[Wikimedia-l] Disinformation regarding perfect forward secrecy for HTTPS

Marc A. Pelletier marc at uberbox.org
Fri Aug 2 22:30:37 UTC 2013


On 08/02/2013 05:50 PM, Matthew Flaschen wrote:
> It seems from the context "better tested" meant something like "people
> are using this in practice in real environments", not only automated
> testing.

And, indeed, given the constraints and objectives of the Tool Labs
(i.e.: no secrecy, all open source and data, high reliability), the more
important concern is "tested to be robust"; I'd deviate from
distribution packaging in the case where a security issue could lead to
escalation, but concerns about data leaks are not an issue.
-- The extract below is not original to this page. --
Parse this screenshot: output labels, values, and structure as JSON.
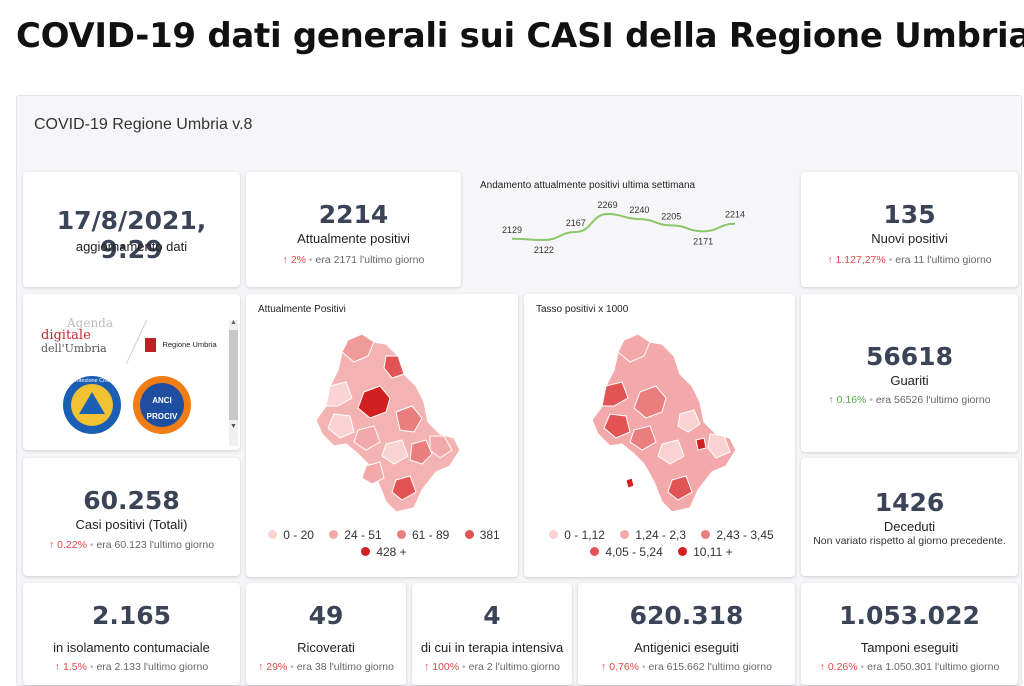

And whilst I am not a cryptography expert (depending, I suppose, how to
define "expert") I happen to be very well versed in security protocol
design and zero-information analysis (but lack the math acument for
cryptography proper so I have to trust the Blums and Shamirs of this
world at their word).

For what concerns us here in traffic analysis, TLS is almost entirely
worthless *on its own*.  It is a necessary step, and has a great number
of /other/ benefits that justify its deployment without having anything
to do with the NSA's snooping.  I was not making an argument against it.
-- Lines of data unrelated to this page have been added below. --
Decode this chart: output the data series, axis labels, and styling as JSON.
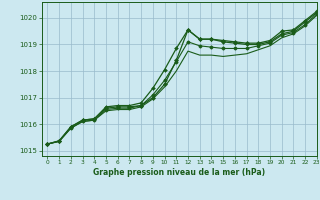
{
  "title": "Graphe pression niveau de la mer (hPa)",
  "background_color": "#cce8f0",
  "grid_color": "#99bbcc",
  "line_color": "#1a5c1a",
  "xlim": [
    -0.5,
    23
  ],
  "ylim": [
    1014.8,
    1020.6
  ],
  "yticks": [
    1015,
    1016,
    1017,
    1018,
    1019,
    1020
  ],
  "xticks": [
    0,
    1,
    2,
    3,
    4,
    5,
    6,
    7,
    8,
    9,
    10,
    11,
    12,
    13,
    14,
    15,
    16,
    17,
    18,
    19,
    20,
    21,
    22,
    23
  ],
  "line1_x": [
    0,
    1,
    2,
    3,
    4,
    5,
    6,
    7,
    8,
    9,
    10,
    11,
    12,
    13,
    14,
    15,
    16,
    17,
    18,
    19,
    20,
    21,
    22,
    23
  ],
  "line1_y": [
    1015.25,
    1015.37,
    1015.9,
    1016.15,
    1016.2,
    1016.6,
    1016.65,
    1016.65,
    1016.7,
    1017.0,
    1017.5,
    1018.4,
    1019.55,
    1019.2,
    1019.2,
    1019.15,
    1019.1,
    1019.05,
    1019.05,
    1019.15,
    1019.5,
    1019.55,
    1019.9,
    1020.25
  ],
  "line2_x": [
    0,
    1,
    2,
    3,
    4,
    5,
    6,
    7,
    8,
    9,
    10,
    11,
    12,
    13,
    14,
    15,
    16,
    17,
    18,
    19,
    20,
    21,
    22,
    23
  ],
  "line2_y": [
    1015.25,
    1015.37,
    1015.9,
    1016.15,
    1016.2,
    1016.65,
    1016.7,
    1016.7,
    1016.8,
    1017.35,
    1018.05,
    1018.85,
    1019.55,
    1019.2,
    1019.2,
    1019.1,
    1019.05,
    1019.0,
    1019.0,
    1019.1,
    1019.4,
    1019.5,
    1019.85,
    1020.2
  ],
  "line3_x": [
    0,
    1,
    2,
    3,
    4,
    5,
    6,
    7,
    8,
    9,
    10,
    11,
    12,
    13,
    14,
    15,
    16,
    17,
    18,
    19,
    20,
    21,
    22,
    23
  ],
  "line3_y": [
    1015.25,
    1015.35,
    1015.85,
    1016.1,
    1016.15,
    1016.55,
    1016.6,
    1016.6,
    1016.7,
    1017.1,
    1017.65,
    1018.35,
    1019.1,
    1018.95,
    1018.9,
    1018.85,
    1018.85,
    1018.85,
    1018.95,
    1019.05,
    1019.35,
    1019.45,
    1019.75,
    1020.15
  ],
  "line4_x": [
    0,
    1,
    2,
    3,
    4,
    5,
    6,
    7,
    8,
    9,
    10,
    11,
    12,
    13,
    14,
    15,
    16,
    17,
    18,
    19,
    20,
    21,
    22,
    23
  ],
  "line4_y": [
    1015.25,
    1015.35,
    1015.85,
    1016.1,
    1016.15,
    1016.5,
    1016.55,
    1016.55,
    1016.65,
    1016.95,
    1017.4,
    1018.0,
    1018.75,
    1018.6,
    1018.6,
    1018.55,
    1018.6,
    1018.65,
    1018.8,
    1018.95,
    1019.25,
    1019.4,
    1019.7,
    1020.1
  ]
}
What I /am/ saying, OTOH, is that random padding without (at least)
pipelining and placards *is* worthless to protect against traffic
analysis since any reliable method to do it would be necessarily robust
against deviation in size.  Given that it has a cost to implement and
maintain, and consumes resources, it would be counterproductive to do
that.  It would give false reassurance of higher security without
actually bringing any security benefit.  I.e.: theatre.